EBV was detected in Cases 2 and 3, but we do not think that EBV was an important factor in the progression of these lymphomas because the TY-1 cell line established from a lymphoma in Case 2 was EBV negative, and the solid tumors that occurred in SCID mice that were injected with TY-1 were also negative for EBV.

On the basis of the findings in Case 2 and the experimental inoculation of a PEL cell line into SCID mice, it is highly probable that the lymphoma cells took the form of the effusion lymphoma and the solid lymphomas originated from identical clones. How then, can identical tumor cells take two different forms? So far, we have no speculations that may help answer this question.

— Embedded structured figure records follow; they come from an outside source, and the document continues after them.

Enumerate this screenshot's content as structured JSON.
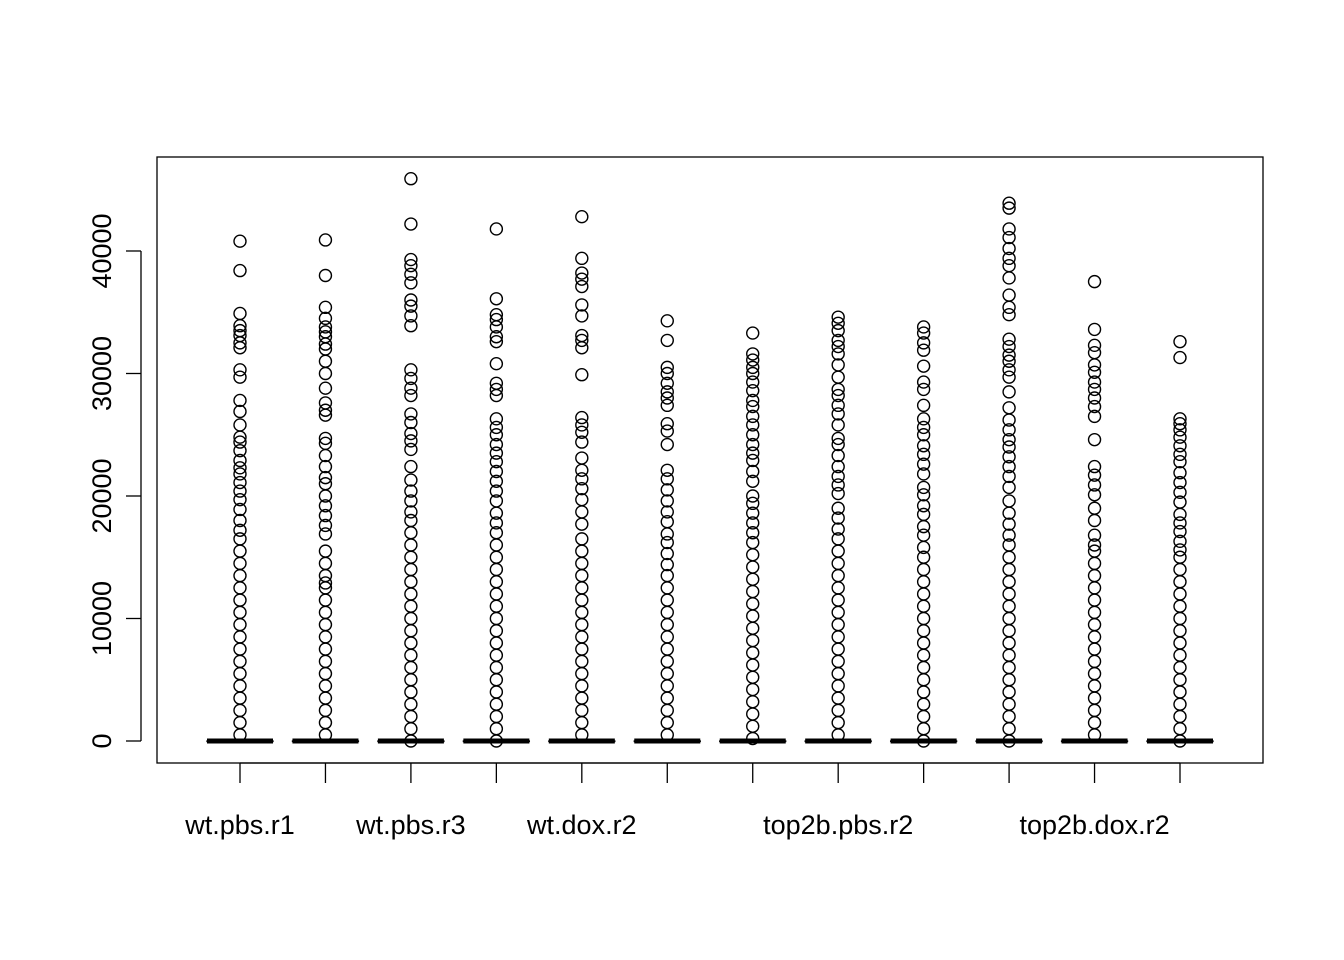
{
  "chart_data": {
    "type": "box",
    "categories": [
      "wt.pbs.r1",
      null,
      "wt.pbs.r3",
      null,
      "wt.dox.r2",
      null,
      null,
      "top2b.pbs.r2",
      null,
      null,
      "top2b.dox.r2",
      null
    ],
    "ylim": [
      -1796,
      47673
    ],
    "yticks": [
      0,
      10000,
      20000,
      30000,
      40000
    ],
    "color": "#000000",
    "boxes": [
      {
        "stats": [
          0,
          0,
          0,
          0,
          0
        ],
        "outliers": [
          40800,
          38400,
          34900,
          33900,
          33500,
          33100,
          32500,
          32100,
          30300,
          29700,
          27800,
          26900,
          25800,
          24800,
          24400,
          23700,
          22900,
          22300,
          21800,
          21100,
          20400,
          19700,
          18900,
          18000,
          17200,
          16500,
          15500,
          14500,
          13500,
          12500,
          11500,
          10500,
          9500,
          8500,
          7500,
          6500,
          5500,
          4500,
          3500,
          2500,
          1500,
          500
        ]
      },
      {
        "stats": [
          0,
          0,
          0,
          0,
          0
        ],
        "outliers": [
          40900,
          38000,
          35400,
          34500,
          33800,
          33400,
          33000,
          32400,
          32000,
          31000,
          30000,
          28800,
          27600,
          27000,
          26600,
          24700,
          24300,
          23300,
          22400,
          21500,
          21000,
          20000,
          19200,
          18400,
          17600,
          16900,
          15500,
          14500,
          13500,
          12900,
          12500,
          11500,
          10500,
          9500,
          8500,
          7500,
          6500,
          5500,
          4500,
          3500,
          2500,
          1500,
          500
        ]
      },
      {
        "stats": [
          0,
          0,
          0,
          0,
          0
        ],
        "outliers": [
          45900,
          42200,
          39300,
          38800,
          38100,
          37400,
          36000,
          35500,
          34700,
          33900,
          30300,
          29600,
          28800,
          28200,
          26700,
          26000,
          25100,
          24500,
          23800,
          22400,
          21300,
          20400,
          19600,
          18700,
          18000,
          17000,
          16000,
          15000,
          14000,
          13000,
          12000,
          11000,
          10000,
          9000,
          8000,
          7000,
          6000,
          5000,
          4000,
          3000,
          2000,
          1000,
          0
        ]
      },
      {
        "stats": [
          0,
          0,
          0,
          0,
          0
        ],
        "outliers": [
          41800,
          36100,
          34800,
          34400,
          33800,
          33000,
          32600,
          30800,
          29200,
          28700,
          28200,
          26300,
          25600,
          25000,
          24200,
          23500,
          22800,
          22000,
          21200,
          20400,
          19600,
          18600,
          17800,
          17000,
          16000,
          15000,
          14000,
          13000,
          12000,
          11000,
          10000,
          9000,
          8000,
          7000,
          6000,
          5000,
          4000,
          3000,
          2000,
          1000,
          0
        ]
      },
      {
        "stats": [
          0,
          0,
          0,
          0,
          0
        ],
        "outliers": [
          42800,
          39400,
          38200,
          37700,
          37100,
          35600,
          34700,
          33100,
          32700,
          32100,
          29900,
          26400,
          25800,
          25200,
          24400,
          23100,
          22100,
          21400,
          20600,
          19700,
          18700,
          17700,
          16500,
          15500,
          14500,
          13500,
          12500,
          11500,
          10500,
          9500,
          8500,
          7500,
          6500,
          5500,
          4500,
          3500,
          2500,
          1500,
          500
        ]
      },
      {
        "stats": [
          0,
          0,
          0,
          0,
          0
        ],
        "outliers": [
          34300,
          32700,
          30500,
          30000,
          29200,
          28500,
          28000,
          27400,
          25900,
          25300,
          24200,
          22100,
          21400,
          20500,
          19600,
          18700,
          17900,
          16900,
          16200,
          15300,
          14400,
          13500,
          12500,
          11500,
          10500,
          9500,
          8500,
          7500,
          6500,
          5500,
          4500,
          3500,
          2500,
          1500,
          500
        ]
      },
      {
        "stats": [
          0,
          0,
          0,
          0,
          0
        ],
        "outliers": [
          33300,
          31600,
          31100,
          30500,
          30000,
          29300,
          28600,
          27800,
          27300,
          26500,
          25800,
          25000,
          24200,
          23500,
          22900,
          22000,
          21200,
          20000,
          19400,
          18600,
          17800,
          17000,
          16200,
          15200,
          14200,
          13200,
          12200,
          11200,
          10200,
          9200,
          8200,
          7200,
          6200,
          5200,
          4200,
          3200,
          2200,
          1200,
          200
        ]
      },
      {
        "stats": [
          0,
          0,
          0,
          0,
          0
        ],
        "outliers": [
          34600,
          34100,
          33500,
          32700,
          32200,
          31600,
          30700,
          29700,
          28700,
          28200,
          27400,
          26700,
          25800,
          24700,
          24200,
          23300,
          22400,
          21600,
          20900,
          20200,
          19000,
          18200,
          17300,
          16500,
          15500,
          14500,
          13500,
          12500,
          11500,
          10500,
          9500,
          8500,
          7500,
          6500,
          5500,
          4500,
          3500,
          2500,
          1500,
          500
        ]
      },
      {
        "stats": [
          0,
          0,
          0,
          0,
          0
        ],
        "outliers": [
          33800,
          33300,
          32500,
          31900,
          30600,
          29300,
          28700,
          27400,
          26300,
          25600,
          25000,
          24100,
          23400,
          22600,
          21800,
          20700,
          20100,
          19200,
          18500,
          17500,
          16800,
          15800,
          15000,
          14000,
          13000,
          12000,
          11000,
          10000,
          9000,
          8000,
          7000,
          6000,
          5000,
          4000,
          3000,
          2000,
          1000,
          0
        ]
      },
      {
        "stats": [
          0,
          0,
          0,
          0,
          0
        ],
        "outliers": [
          43900,
          43500,
          41800,
          41100,
          40200,
          39400,
          38800,
          37800,
          36400,
          35400,
          34800,
          32800,
          32200,
          31500,
          31000,
          30300,
          29700,
          28500,
          27200,
          26200,
          25400,
          24600,
          24000,
          23200,
          22400,
          21600,
          20700,
          19600,
          18600,
          17700,
          16800,
          16000,
          15000,
          14000,
          13000,
          12000,
          11000,
          10000,
          9000,
          8000,
          7000,
          6000,
          5000,
          4000,
          3000,
          2000,
          1000,
          0
        ]
      },
      {
        "stats": [
          0,
          0,
          0,
          0,
          0
        ],
        "outliers": [
          37500,
          33600,
          32300,
          31700,
          30700,
          30100,
          29300,
          28700,
          28000,
          27300,
          26500,
          24600,
          22400,
          21700,
          20900,
          20100,
          19000,
          18000,
          16800,
          16000,
          15500,
          14500,
          13500,
          12500,
          11500,
          10500,
          9500,
          8500,
          7500,
          6500,
          5500,
          4500,
          3500,
          2500,
          1500,
          500
        ]
      },
      {
        "stats": [
          0,
          0,
          0,
          0,
          0
        ],
        "outliers": [
          32600,
          31300,
          26300,
          25900,
          25400,
          24800,
          24100,
          23400,
          22800,
          21900,
          21100,
          20300,
          19500,
          18500,
          17800,
          17100,
          16300,
          15600,
          15000,
          14000,
          13000,
          12000,
          11000,
          10000,
          9000,
          8000,
          7000,
          6000,
          5000,
          4000,
          3000,
          2000,
          1000,
          0
        ]
      }
    ]
  }
}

It is interesting that the reported PELs were of B- or null-cell immunophenotypes, whereas genetic analysis revealed B-cell genicity in most of the cases. This allows us to speculate that the present two null-cell–type solid lymphomas (Cases 1 and 2) may be of B-cell lineage. Expression of CD30 may be one of the common features in our three cases. CD30 expression is a hallmark of ALCL. Most of the true (classical) ALCLs were shown to express CD30. As shown in this study, the level of expression is variable in HHV-8–associated lymphoma, but they exhibit anaplastic large cell morphology. In addition, two cases of HHV-8–associated lymphoma reported by DePond et al. (6) did not express CD30. Thus, the expression of CD30 seems variable in HHV-8–associated lymphomas.

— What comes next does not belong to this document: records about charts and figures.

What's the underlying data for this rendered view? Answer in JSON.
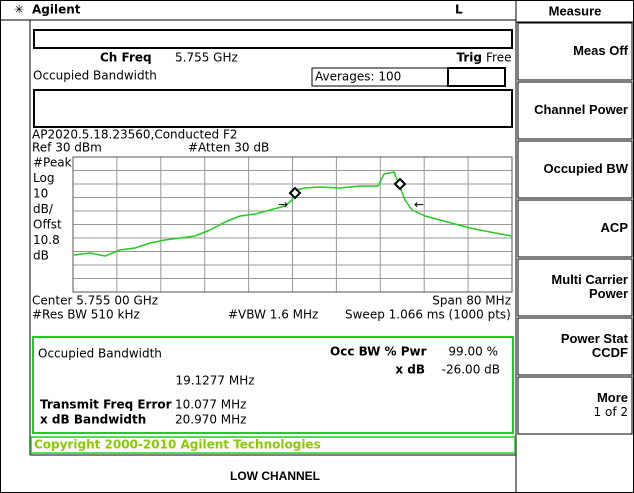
{
  "header": {
    "brand": "Agilent",
    "indicator": "L"
  },
  "softkeys": {
    "title": "Measure",
    "keys": [
      {
        "lines": [
          "Meas Off"
        ]
      },
      {
        "lines": [
          "Channel Power"
        ]
      },
      {
        "lines": [
          "Occupied BW"
        ]
      },
      {
        "lines": [
          "ACP"
        ]
      },
      {
        "lines": [
          "Multi Carrier",
          "Power"
        ]
      },
      {
        "lines": [
          "Power Stat",
          "CCDF"
        ]
      },
      {
        "lines": [
          "More",
          "1 of 2"
        ]
      }
    ]
  },
  "settings": {
    "ch_freq_label": "Ch Freq",
    "ch_freq": "5.755 GHz",
    "trig_label": "Trig",
    "trig": "Free",
    "measurement": "Occupied Bandwidth",
    "averages": "Averages: 100"
  },
  "screen": {
    "file": "AP2020.5.18.23560,Conducted F2",
    "ref": "Ref 30 dBm",
    "atten": "#Atten 30 dB",
    "left_labels": [
      "#Peak",
      "Log",
      "10",
      "dB/",
      "Offst",
      "10.8",
      "dB"
    ],
    "center": "Center 5.755 00 GHz",
    "span": "Span 80 MHz",
    "res_bw": "#Res BW 510 kHz",
    "vbw": "#VBW 1.6 MHz",
    "sweep": "Sweep 1.066 ms (1000 pts)"
  },
  "results": {
    "title": "Occupied Bandwidth",
    "value": "19.1277 MHz",
    "occ_label": "Occ BW % Pwr",
    "occ_value": "99.00 %",
    "xdb_label": "x dB",
    "xdb_value": "-26.00 dB",
    "tfe_label": "Transmit Freq Error",
    "tfe_value": "10.077 MHz",
    "xbw_label": "x dB Bandwidth",
    "xbw_value": "20.970 MHz"
  },
  "status": "Copyright 2000-2010 Agilent Technologies",
  "caption": "LOW CHANNEL"
}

Finally, the increase of bone marrow plasma cells in these cases might be worth noting. The association of HHV-8 infection to an increase in serum IL-6 was recently confirmed (31). It is also known that PEL cells contain far more HHV-8 copies compared with HHV-8–infected Kaposi's sarcoma cells (15). Thus, it seems possible that those HHV-8–infected solid lymphomas also express this lymphokine, permitting bone marrow plasma cells to proliferate. Further investigation will be needed to support this speculation.